The usual "dessert" of sweet and tempting foods is prepared solely
with a view to inducing people to eat after hunger has been satisfied; and all
the effects are evil.
It is
not that pie and cakes are unwholesome foods; they are usually perfectly
wholesome if eaten to satisfy hunger, and NOT to gratify appetite. If you want
pie, cake, pastry or puddings, it is better to begin your meal with them,
finishing with the plainer and less tasty foods. You will find, however, that
if you eat as directed in the proceeding chapters, the plainest food will soon
come to taste like kingly fare to you; for your sense of taste, like all of
your other senses, will become so acute with the general improvement in your
condition that you will find new delights in common things.
No
glutton ever enjoyed a meal like the man who eats for hunger only, who gets the
most out of every mouthful, and who stops on the instant that he feels the edge
taken from his hunger. The first intimation that hunger is abating is the
signal from the sub-conscious mind that it is time to quit.
The
average person who takes up this plan of living will be greatly surprised to
learn how little food is really required to keep the body in perfect condition.

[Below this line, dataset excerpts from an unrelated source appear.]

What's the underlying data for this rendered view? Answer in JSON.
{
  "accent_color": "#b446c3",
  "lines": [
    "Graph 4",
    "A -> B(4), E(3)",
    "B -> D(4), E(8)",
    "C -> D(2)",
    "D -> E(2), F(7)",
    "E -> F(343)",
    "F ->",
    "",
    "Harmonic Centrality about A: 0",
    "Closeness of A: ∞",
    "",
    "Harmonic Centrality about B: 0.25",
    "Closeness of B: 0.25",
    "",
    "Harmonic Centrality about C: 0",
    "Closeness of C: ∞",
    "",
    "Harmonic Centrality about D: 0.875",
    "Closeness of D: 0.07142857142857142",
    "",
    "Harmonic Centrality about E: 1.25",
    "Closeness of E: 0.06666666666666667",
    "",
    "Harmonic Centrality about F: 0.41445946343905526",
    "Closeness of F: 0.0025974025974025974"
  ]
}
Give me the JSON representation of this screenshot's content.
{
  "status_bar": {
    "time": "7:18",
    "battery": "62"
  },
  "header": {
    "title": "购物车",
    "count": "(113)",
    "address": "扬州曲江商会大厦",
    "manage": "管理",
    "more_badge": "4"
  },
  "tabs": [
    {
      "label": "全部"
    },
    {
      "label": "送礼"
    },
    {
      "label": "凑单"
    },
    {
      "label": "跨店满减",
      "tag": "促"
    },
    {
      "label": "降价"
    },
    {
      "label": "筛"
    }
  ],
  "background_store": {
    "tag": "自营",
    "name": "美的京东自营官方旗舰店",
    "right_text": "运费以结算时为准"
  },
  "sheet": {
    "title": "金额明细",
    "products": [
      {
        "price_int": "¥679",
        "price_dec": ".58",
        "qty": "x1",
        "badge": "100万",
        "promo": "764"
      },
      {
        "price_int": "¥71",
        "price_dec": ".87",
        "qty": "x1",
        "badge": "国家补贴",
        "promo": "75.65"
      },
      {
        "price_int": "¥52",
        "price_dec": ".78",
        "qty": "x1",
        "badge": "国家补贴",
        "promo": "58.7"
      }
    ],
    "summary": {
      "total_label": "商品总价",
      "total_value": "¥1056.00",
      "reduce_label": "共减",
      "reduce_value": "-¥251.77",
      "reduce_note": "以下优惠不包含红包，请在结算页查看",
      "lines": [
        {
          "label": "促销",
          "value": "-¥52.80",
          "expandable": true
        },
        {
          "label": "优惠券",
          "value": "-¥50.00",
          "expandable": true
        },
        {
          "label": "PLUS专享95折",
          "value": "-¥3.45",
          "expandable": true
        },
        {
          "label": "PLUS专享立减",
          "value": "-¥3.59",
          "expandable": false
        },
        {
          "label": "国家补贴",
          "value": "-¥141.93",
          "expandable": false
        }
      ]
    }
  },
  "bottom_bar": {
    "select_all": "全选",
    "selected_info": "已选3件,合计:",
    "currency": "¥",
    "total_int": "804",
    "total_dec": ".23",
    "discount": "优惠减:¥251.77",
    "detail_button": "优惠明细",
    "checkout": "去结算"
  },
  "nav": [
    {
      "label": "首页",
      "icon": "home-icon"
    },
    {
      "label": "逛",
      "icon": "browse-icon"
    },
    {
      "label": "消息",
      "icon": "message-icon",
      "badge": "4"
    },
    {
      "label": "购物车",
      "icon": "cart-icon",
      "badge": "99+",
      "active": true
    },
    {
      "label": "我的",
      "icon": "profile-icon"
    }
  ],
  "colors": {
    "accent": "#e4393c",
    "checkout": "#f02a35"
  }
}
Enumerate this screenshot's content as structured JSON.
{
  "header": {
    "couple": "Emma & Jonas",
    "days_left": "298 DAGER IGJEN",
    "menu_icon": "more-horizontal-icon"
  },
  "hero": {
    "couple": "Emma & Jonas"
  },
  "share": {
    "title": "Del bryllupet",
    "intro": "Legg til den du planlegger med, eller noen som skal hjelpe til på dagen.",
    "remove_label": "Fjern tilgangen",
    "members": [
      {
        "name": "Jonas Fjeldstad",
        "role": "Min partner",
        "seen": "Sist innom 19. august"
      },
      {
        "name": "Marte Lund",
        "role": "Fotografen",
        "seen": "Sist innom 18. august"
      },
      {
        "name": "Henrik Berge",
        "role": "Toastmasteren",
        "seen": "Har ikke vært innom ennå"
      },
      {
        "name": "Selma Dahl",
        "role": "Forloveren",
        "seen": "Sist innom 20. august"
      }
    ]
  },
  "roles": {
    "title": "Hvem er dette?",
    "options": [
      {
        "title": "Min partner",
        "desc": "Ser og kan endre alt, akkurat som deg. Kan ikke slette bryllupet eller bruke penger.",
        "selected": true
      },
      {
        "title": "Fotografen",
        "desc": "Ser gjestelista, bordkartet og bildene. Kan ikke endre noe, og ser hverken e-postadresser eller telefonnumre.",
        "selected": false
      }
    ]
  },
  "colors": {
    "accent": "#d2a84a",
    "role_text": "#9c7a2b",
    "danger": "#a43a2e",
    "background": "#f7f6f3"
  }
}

The amount depends upon the work; upon how much muscular exercise is taken, and
upon the extent to which the person is exposed to cold.
The
woodchopper who goes into the forest in the winter time and swings his axe all
day can eat two full meals; but the brain worker who sits all day on a chair,
in a warm room, does not need one third and often not one tenth as much. Most
woodchoppers eat two or three times as much, and most brain workers from three
to ten times as much as nature calls for; and the elimination of this vast
amount of surplus rubbish from their systems is a tax on vital power which in
time depletes their energy and leaves them an easy prey to so-called disease.
Get all
possible enjoyment out of the taste of your food, but never eat anything merely
because it tastes good; and on the instant that you feel your hunger is less
keen, stop eating.
If you
will consider for a moment, you will see that there is positively no other way
for you to settle these various food questions than by adopting the plan here
laid down for you. As to the proper time to eat, there is no other way to
decide than to say that you should eat whenever you have an EARNED HUNGER.
It is a
self-evident proposition that it is the right time to eat, and that any other
is a wrong time to eat. As to what to eat, the Eternal Wisdom has decided that
the masses of men shall eat the staple products of the zones in which they
live.
The
staple foods of your particular zone are the right foods for you; and the
Eternal Wisdom, working in and through the minds of the masses of men, has taught
them how to best prepare these foods by cooking and otherwise. And as to how to
eat, you know that you must chew your food; and if must be chewed, then reason
tells us that the more thorough and perfect the operation the better.
I repeat
that success in anything is attained by making each separate act a success in
itself. If you make each action, however small and unimportant, a thoroughly
successful action, your day's work as a whole cannot result in failure. If you
make the actions of each day successful, the sum total of your life cannot be
failure. A great success is the result of doing a large number of little
things, and doing each one in a perfectly successful way.
If every
thought is a healthy thought, and if every action of your life is performed in
a healthy way, you must soon attain to perfect health. It is impossible to
devise a way in which you can perform the act of eating more successfully, and
in a manner more in accord with the laws of life, than by chewing every
mouthful to a liquid, enjoying the taste fully, and keeping a cheerful
confidence the while. Nothing can be added to make the process more successful;
while if anything be subtracted, the process will not be a completely healthy
one.
In the
matter of how much to eat, you will also see that there could be no other guide
so natural, so safe, and so reliable as the one I have prescribed - to stop
eating on the instant you feel that your hunger begins to abate. The
sub-conscious mind may be trusted with implicit reliance to inform us when food
is needed; and it may be trusted as implicitly to inform us when the need has
been supplied.
If ALL
food is eaten for hunger, and NO food is taken merely to gratify taste, you
will never eat too much; and if you eat whenever you have an EARNED hunger, you
will always eat enough. By reading carefully the summing up in the following
chapter, you will see that the requirements for eating in a perfectly healthy
way are really very few and simple.
The
matter of drinking in a natural way may be dismissed here with a very few
words. If you wish to be exactly and rigidly scientific, drink nothing but
water; drink only when you are thirsty; drink whenever you are thirsty, and
stop as soon as you feel that your thirst begins to abate. But if you are living
rightly in regard to eating, it will not be necessary to practice asceticism or
great self-denial in the matter of drinking. You can take an occasional cup of
weak coffee without harm; you can, to a reasonable extent, follow the customs
of those around you.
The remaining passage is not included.